The aim of the present study was to elucidate the relationship between HCC and the percentages of NKT cells in the peripheral blood of these patients as a trial to evaluate its role in the disease pathogenesis. These data were compared to the data obtained from normal healthy individuals as a control group.
The current study was conducted at outpatient clinic and inpatients of Ain-Shams University Hospitals during the period between January 2013 and August 2013. A total of 40 patients along with 10 healthy controls with the same age and sex were enrolled. Subjects included in this study were classified into four groups: Group I (20 HCC patients), group II (10 chronic viral hepatitis patients), group III (10 liver cirrhosis patients) and group IV (10 control subjects).
The laboratory work was conducted at Clinical Pathology Department, Ain Shams University Hospitals.
All Subjects under study were subjected to full history taking, thorough clinical examination and Liver function tests: AST, ALT, Total bilirubin, Direct bilirubin, alkaline-phosphatase, total protein, serum albumin and AFP, and percentage of NKT cells were measured by flow cytometry using fluorescent labeled MoAb to CD3 and CD56.
Results of this study revealed that the percentages and absolute counts of NKT cells (CD3+CD56+) was significantly lower in patients of group I (HCC), group II (chronic hepatitis) and group III (liver cirrhosis) when compared to the subjects of group IV (Control Group).
There was no significant difference in the percentages and absolute counts of NKT cells between the first 3 groups (HCC, chronic viral hepatitis and liver cirrhosis) and each other.
Also, there was no statistical significant correlation between serum AFP levels and NKT cell percentages in all groups.
Correlative study within HCC, chronin hepatitis and cirrhotic groups revealed that NKT% had no significant correlation with all liver function tests.
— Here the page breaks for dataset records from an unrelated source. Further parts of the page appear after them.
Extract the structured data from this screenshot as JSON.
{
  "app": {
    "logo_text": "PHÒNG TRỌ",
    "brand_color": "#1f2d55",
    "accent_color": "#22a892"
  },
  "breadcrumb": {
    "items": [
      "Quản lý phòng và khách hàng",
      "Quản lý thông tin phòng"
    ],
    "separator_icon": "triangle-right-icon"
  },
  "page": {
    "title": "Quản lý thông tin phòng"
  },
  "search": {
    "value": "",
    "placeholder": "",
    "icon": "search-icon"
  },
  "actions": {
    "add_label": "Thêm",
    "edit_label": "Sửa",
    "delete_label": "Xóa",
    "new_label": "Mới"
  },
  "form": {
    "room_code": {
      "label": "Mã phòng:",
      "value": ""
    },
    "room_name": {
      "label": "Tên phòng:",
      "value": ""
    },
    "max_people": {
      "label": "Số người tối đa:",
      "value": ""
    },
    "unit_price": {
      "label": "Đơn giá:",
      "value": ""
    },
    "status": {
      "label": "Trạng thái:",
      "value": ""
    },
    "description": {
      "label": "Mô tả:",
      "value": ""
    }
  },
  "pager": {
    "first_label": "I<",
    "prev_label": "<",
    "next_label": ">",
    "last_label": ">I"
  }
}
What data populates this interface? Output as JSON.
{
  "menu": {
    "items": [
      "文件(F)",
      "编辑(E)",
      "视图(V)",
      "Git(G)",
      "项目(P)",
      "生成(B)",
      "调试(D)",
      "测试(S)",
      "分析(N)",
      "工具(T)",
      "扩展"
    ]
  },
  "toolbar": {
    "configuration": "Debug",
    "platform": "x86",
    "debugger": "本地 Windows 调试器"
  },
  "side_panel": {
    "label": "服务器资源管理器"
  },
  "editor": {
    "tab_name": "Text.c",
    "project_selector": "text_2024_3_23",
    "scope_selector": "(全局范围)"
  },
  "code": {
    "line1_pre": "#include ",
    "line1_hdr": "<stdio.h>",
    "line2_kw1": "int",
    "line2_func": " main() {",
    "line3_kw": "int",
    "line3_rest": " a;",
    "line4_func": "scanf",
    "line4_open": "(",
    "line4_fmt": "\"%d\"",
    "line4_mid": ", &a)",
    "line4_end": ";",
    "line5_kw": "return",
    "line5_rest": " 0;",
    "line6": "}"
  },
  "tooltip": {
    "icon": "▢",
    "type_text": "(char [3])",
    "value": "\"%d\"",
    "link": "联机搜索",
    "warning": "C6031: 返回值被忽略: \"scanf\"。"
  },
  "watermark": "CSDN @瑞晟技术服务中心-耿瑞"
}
In conclusion, this study revealed that there was no statistical significant difference in the percentages and absolute counts of NKT cells, between HCC group and the two other patient groups (chronic viral hepatitis and liver cirrhosis). So, NKT cells level in peripheral blood cannot be used as an early indicator of development of HCC in patients with chronic hepatitis or liver cirrhosis.
Also, the present study has identified that there is significant decrease in the percentages and absolute counts of NKT (CD3+ CD 56+) cells in HCC patients when compared to healthy subjects. This might be suggestive of the possible role of NKT (CD3+ CD 56+) cells the pathogenesis of HCC and a potential future use as immunotherapy.